There were a lot of things she wasn’t afraid of. She wasn’t afraid of living alone; wasn’t afraid of taking walks by herself; wasn’t afraid of getting speeding tickets, in part because she’d never — not once in the seventy-plus years she’d been driving — been ticketed, despite averaging at least fifteen miles per hour over the limit at all times. She was not a fearful person, but she paled in the face of uncertainty. The idea of not knowing how something would turn out or whether tragedy was just around the corner — this she simply could not stand. She despised with all her being the excruciations of the dramatic, often couldn’t make it through a Reader’s Digest “Drama in Real Life,” always covered her eyes and moaned during the part in The Sound of Music when the Nazis were hunting the von Trapp family. So it’s safe to assume she wouldn’t have enjoyed — to say the least — having a pillow over her head, wouldn’t have liked the feeling of her body struggling for air and not getting any, wouldn’t have liked the panic of not knowing when — or if — she might get her next breath.

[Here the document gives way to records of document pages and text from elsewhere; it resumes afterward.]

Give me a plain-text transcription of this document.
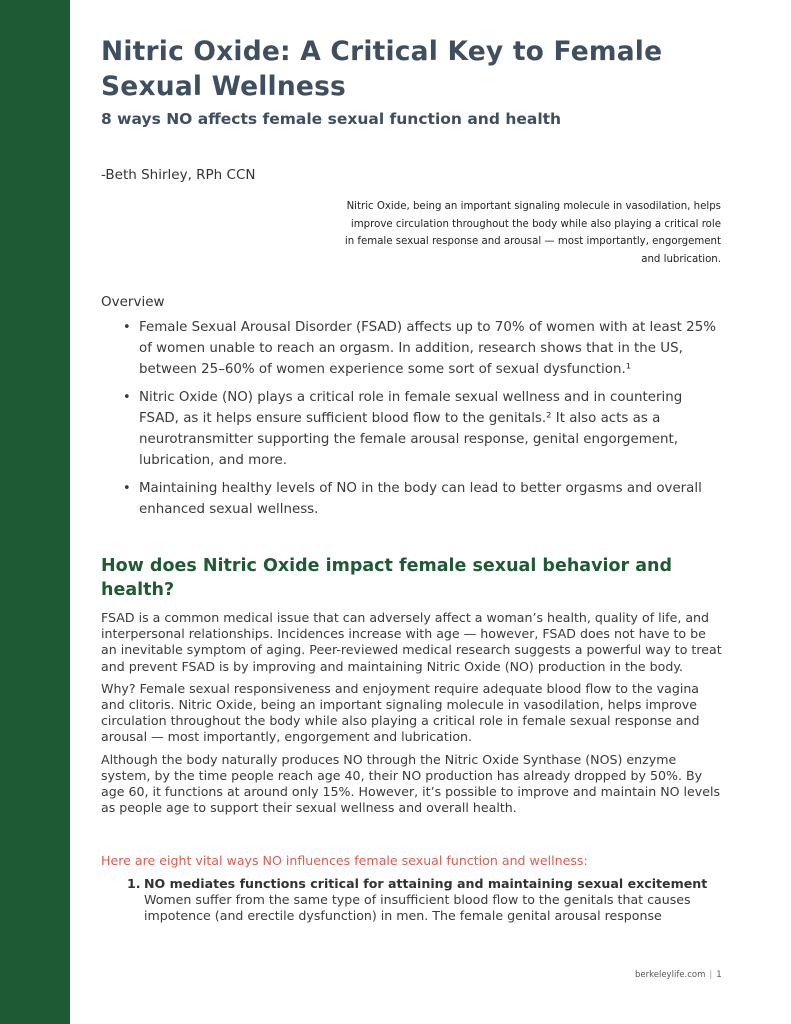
Nitric Oxide: A Critical Key to Female Sexual Wellness
8 ways NO affects female sexual function and health

-Beth Shirley, RPh CCN

Nitric Oxide, being an important signaling molecule in vasodilation, helps improve circulation throughout the body while also playing a critical role in female sexual response and arousal — most importantly, engorgement and lubrication.

Overview

• Female Sexual Arousal Disorder (FSAD) affects up to 70% of women with at least 25% of women unable to reach an orgasm. In addition, research shows that in the US, between 25–60% of women experience some sort of sexual dysfunction.¹
• Nitric Oxide (NO) plays a critical role in female sexual wellness and in countering FSAD, as it helps ensure sufficient blood flow to the genitals.² It also acts as a neurotransmitter supporting the female arousal response, genital engorgement, lubrication, and more.
• Maintaining healthy levels of NO in the body can lead to better orgasms and overall enhanced sexual wellness.
How does Nitric Oxide impact female sexual behavior and health?

FSAD is a common medical issue that can adversely affect a woman’s health, quality of life, and interpersonal relationships. Incidences increase with age — however, FSAD does not have to be an inevitable symptom of aging. Peer-reviewed medical research suggests a powerful way to treat and prevent FSAD is by improving and maintaining Nitric Oxide (NO) production in the body.

Why? Female sexual responsiveness and enjoyment require adequate blood flow to the vagina and clitoris. Nitric Oxide, being an important signaling molecule in vasodilation, helps improve circulation throughout the body while also playing a critical role in female sexual response and arousal — most importantly, engorgement and lubrication.

Although the body naturally produces NO through the Nitric Oxide Synthase (NOS) enzyme system, by the time people reach age 40, their NO production has already dropped by 50%. By age 60, it functions at around only 15%. However, it’s possible to improve and maintain NO levels as people age to support their sexual wellness and overall health.

Here are eight vital ways NO influences female sexual function and wellness:

1. NO mediates functions critical for attaining and maintaining sexual excitement

Women suffer from the same type of insufficient blood flow to the genitals that causes impotence (and erectile dysfunction) in men. The female genital arousal response

berkeleylife.com | 1
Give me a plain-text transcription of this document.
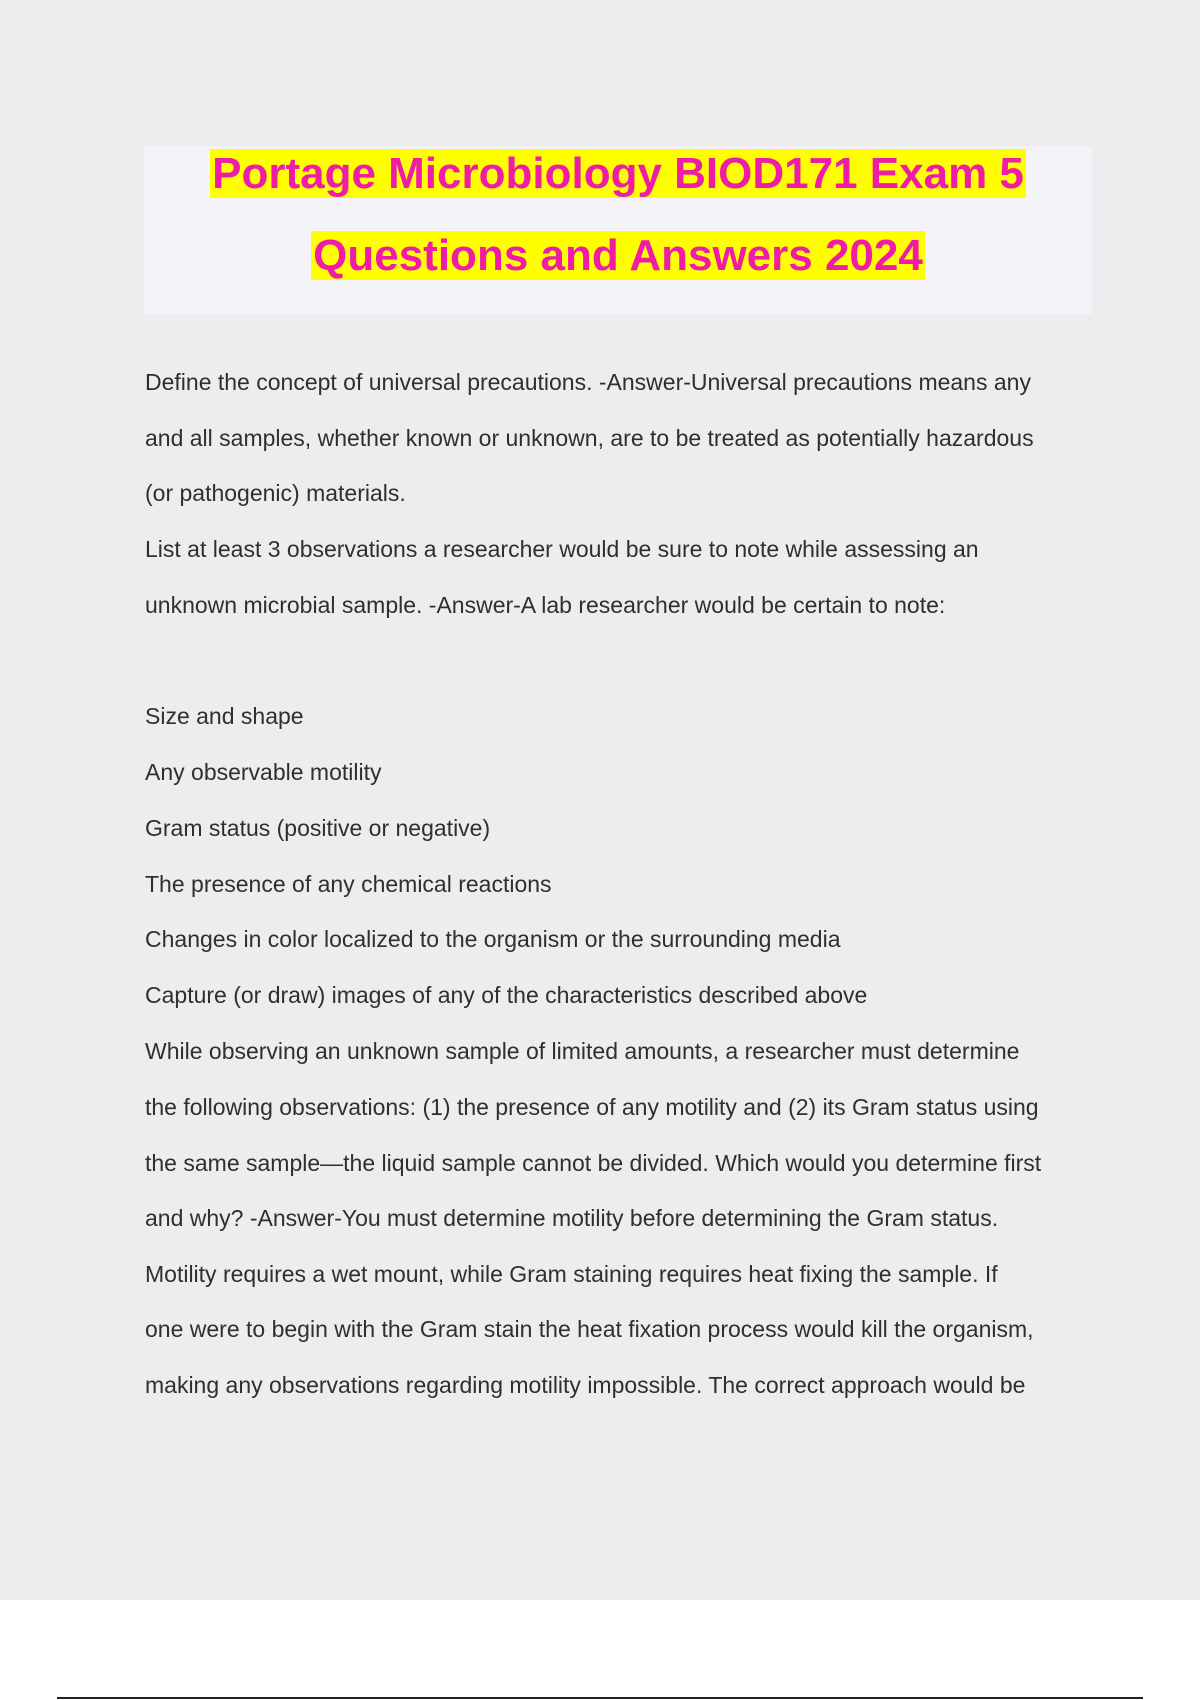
Portage Microbiology BIOD171 Exam 5
Questions and Answers 2024
Define the concept of universal precautions. -Answer-Universal precautions means any
and all samples, whether known or unknown, are to be treated as potentially hazardous
(or pathogenic) materials.
List at least 3 observations a researcher would be sure to note while assessing an
unknown microbial sample. -Answer-A lab researcher would be certain to note:
Size and shape
Any observable motility
Gram status (positive or negative)
The presence of any chemical reactions
Changes in color localized to the organism or the surrounding media
Capture (or draw) images of any of the characteristics described above
While observing an unknown sample of limited amounts, a researcher must determine
the following observations: (1) the presence of any motility and (2) its Gram status using
the same sample—the liquid sample cannot be divided. Which would you determine first
and why? -Answer-You must determine motility before determining the Gram status.
Motility requires a wet mount, while Gram staining requires heat fixing the sample. If
one were to begin with the Gram stain the heat fixation process would kill the organism,
making any observations regarding motility impossible. The correct approach would be
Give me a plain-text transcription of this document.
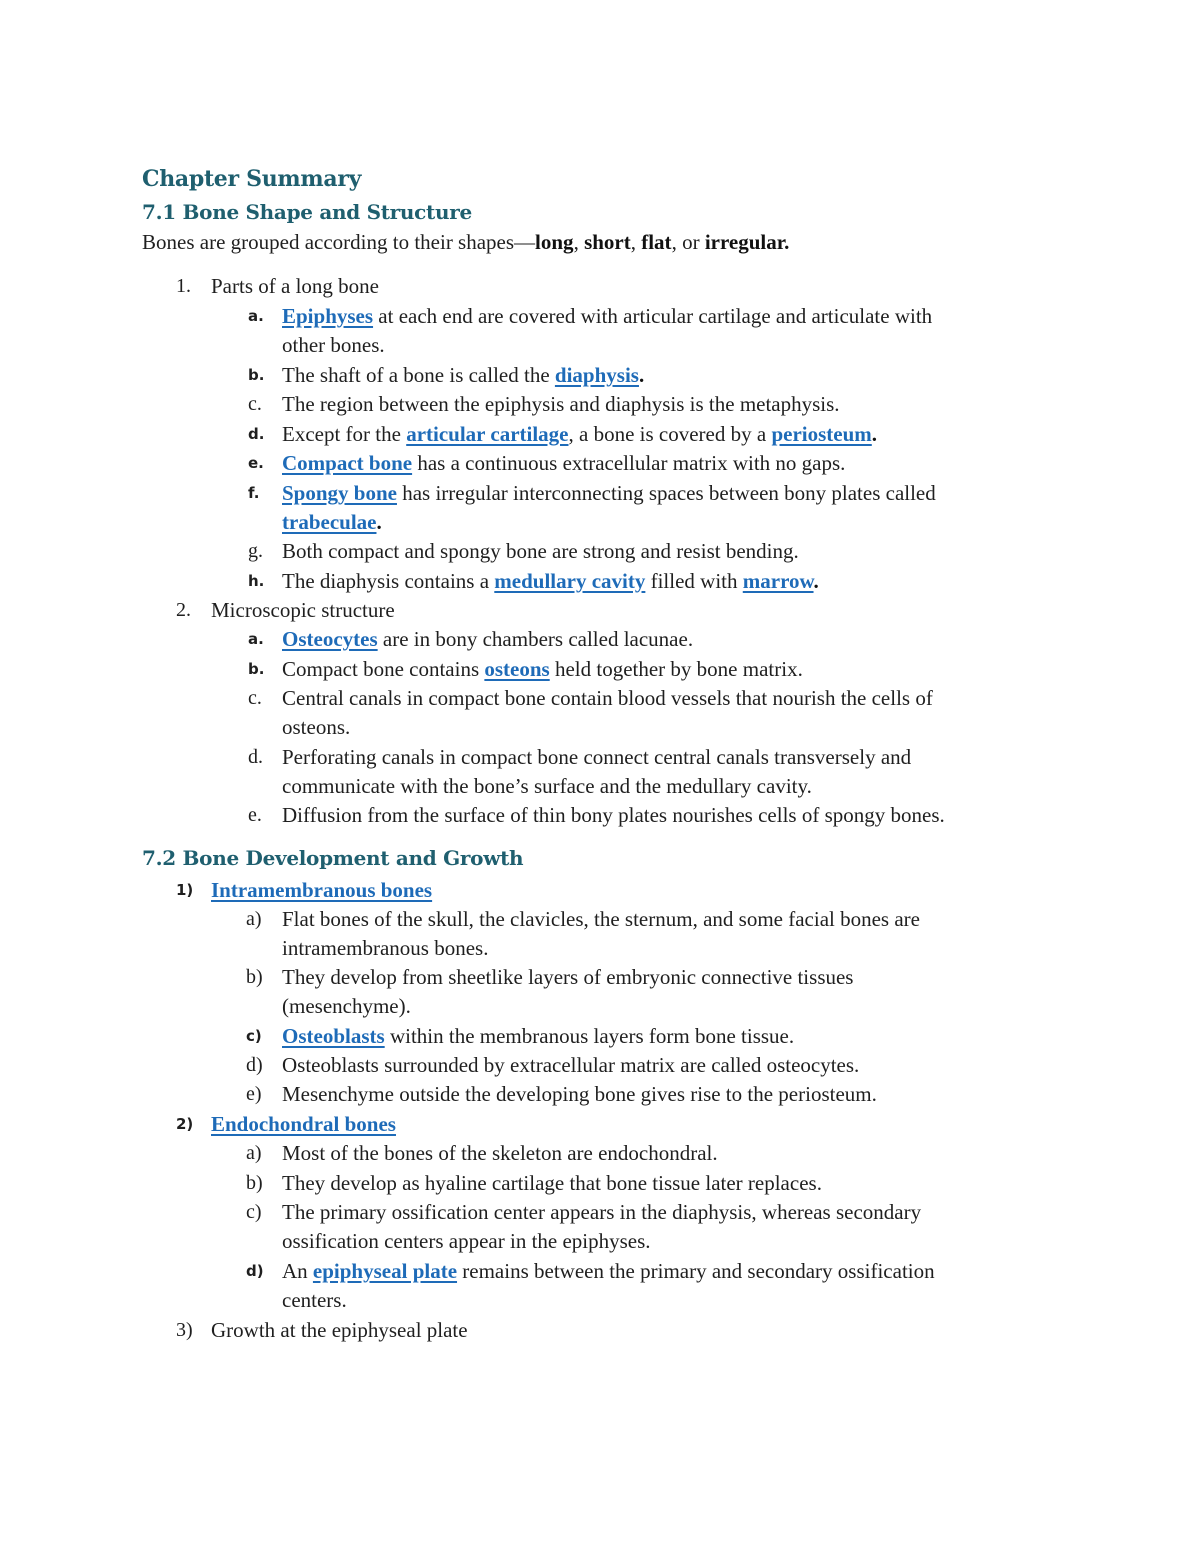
Chapter Summary
7.1 Bone Shape and Structure
Bones are grouped according to their shapes—long, short, flat, or irregular.
1. Parts of a long bone
a. Epiphyses at each end are covered with articular cartilage and articulate with
other bones.
b. The shaft of a bone is called the diaphysis.
c. The region between the epiphysis and diaphysis is the metaphysis.
d. Except for the articular cartilage, a bone is covered by a periosteum.
e. Compact bone has a continuous extracellular matrix with no gaps.
f. Spongy bone has irregular interconnecting spaces between bony plates called
trabeculae.
g. Both compact and spongy bone are strong and resist bending.
h. The diaphysis contains a medullary cavity filled with marrow.
2. Microscopic structure
a. Osteocytes are in bony chambers called lacunae.
b. Compact bone contains osteons held together by bone matrix.
c. Central canals in compact bone contain blood vessels that nourish the cells of
osteons.
d. Perforating canals in compact bone connect central canals transversely and
communicate with the bone’s surface and the medullary cavity.
e. Diffusion from the surface of thin bony plates nourishes cells of spongy bones.
7.2 Bone Development and Growth
1) Intramembranous bones
a) Flat bones of the skull, the clavicles, the sternum, and some facial bones are
intramembranous bones.
b) They develop from sheetlike layers of embryonic connective tissues
(mesenchyme).
c) Osteoblasts within the membranous layers form bone tissue.
d) Osteoblasts surrounded by extracellular matrix are called osteocytes.
e) Mesenchyme outside the developing bone gives rise to the periosteum.
2) Endochondral bones
a) Most of the bones of the skeleton are endochondral.
b) They develop as hyaline cartilage that bone tissue later replaces.
c) The primary ossification center appears in the diaphysis, whereas secondary
ossification centers appear in the epiphyses.
d) An epiphyseal plate remains between the primary and secondary ossification
centers.
3) Growth at the epiphyseal plate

But it never came to that, even after all this talk about someone, namely me, putting a pillow over her head; even after all the jokes I’d made about it being time to “get the pillow”; even though she did lose her mind — or, at least, enough of it that she could no longer drive or cook or live by herself, enough that she said and did things that were embarrassing or that would have embarrassed her, had she known she was doing them. At one point it did occur to me that perhaps I should have done as she’d asked me to so many times and put this woman I loved out of her misery, this woman whose breast I’d lain against as a child as she’d crooned melancholy lullabies, this woman to whom I owed so much. Even after they’d lowered — during a spring snow — her homemade casket into the grave beside her husband’s, I couldn’t shake the guilt. I’ll bet she would’ve forgiven me for not putting a pillow over her head. But she also might have understood if I had announced that it was time for the pillow and for once had meant it, then had held it down until the storm of her resistance expired and everything became, as she’d always imagined, absolutely still.